I’m a writer, so it’s always been about the words for me. The words represent themselves, but the words also express what I consider to be the essential me. Using the Internet to spread words around has given me a new life.
Virginia - I’m about words too, and that’s probably why I moved onto the web. Now, I feel most comfortable with people who’ve read my words first and then meet me in person. I feel more real that way. Funny, because someone who didn’t like to write might feel the opposite–like having to introduce themselves through writing would obscure their authenticity.
“Using the Internet to spread words around has given me a new life.” I feel exactly the same… and thus the name of my blog “Anne 2.0.” Being able to be me on the web is like a new and improved version of me. Or maybe the me I always was but that I never had a way of expressing before.
Ah, your entry has a hidden assumption: that ideas from Gartner or Forrester are worthwhile to begin with!
Like the “analysis” on the itunes music store indicating that the sales were slowing down - see http://apple.slashdot.org/article.pl?sid=06/12/12/0357223
which refers to an article in the oh-so-full of it register, which refers to a study by… Forrester! Which was WAY off. Apple released a statement a week later indicating that no, sales were in fact continuing to grow.
Here are some more links:
the author’s blog entry arguing people should not trash him because the press went out of control on his study:
http://blogs.forrester.com/devicesmedia/2006/12/itunes_sales_ar.html
and his original blog entry outlining the highlights from the research article:
http://blogs.forrester.com/devicesmedia/2006/12/is_20_itunes_pe.html
The main problem with his study - the sample size was WAY too small, and may suffer from a self-selection or bias problem. Essentially Forrester gets credit card data from “random” americans and then he did an analysis on which households bought itunes music. I don’t think there was any serious stats work in the report at all.

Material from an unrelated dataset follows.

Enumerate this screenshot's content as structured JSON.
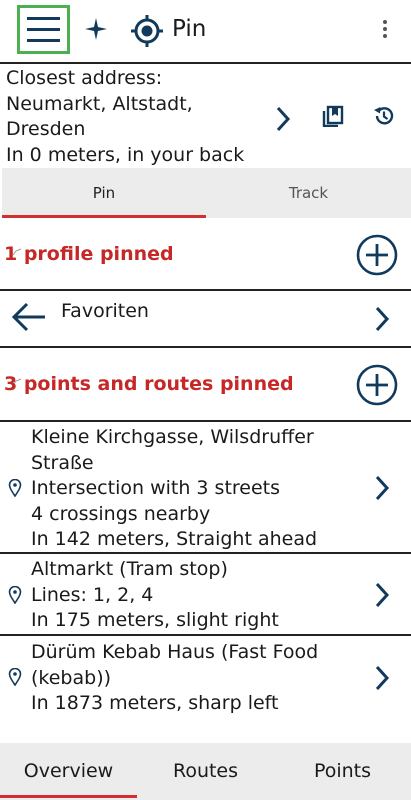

This is what goes for research at these companies apparently. So, I don’t think they represent a really good stick to measure yourself against.
PS: I have my WOW shirts and my jeans ready for any conference.
Reading this, I couldn’t help but be reminded, how, as a teenager in the 70’s and early-80’s, I’d be ringing around the BigCos trying to locate this-or-that piece of computer or electronic componentry. Invariably the person answering the phone would ask “and where are you from?” — there’d be a bit of a pause, and I’d blurt out “Er…, I’m an individual!”
Come to think of it, it would probably still happen today, except that most of my interactions are on the web, now. I guess I’d still have the same answer. I don’t want to be defined by where I work, but by what I’m interested in — or “what I’m excited about”, as Simon Willison would say).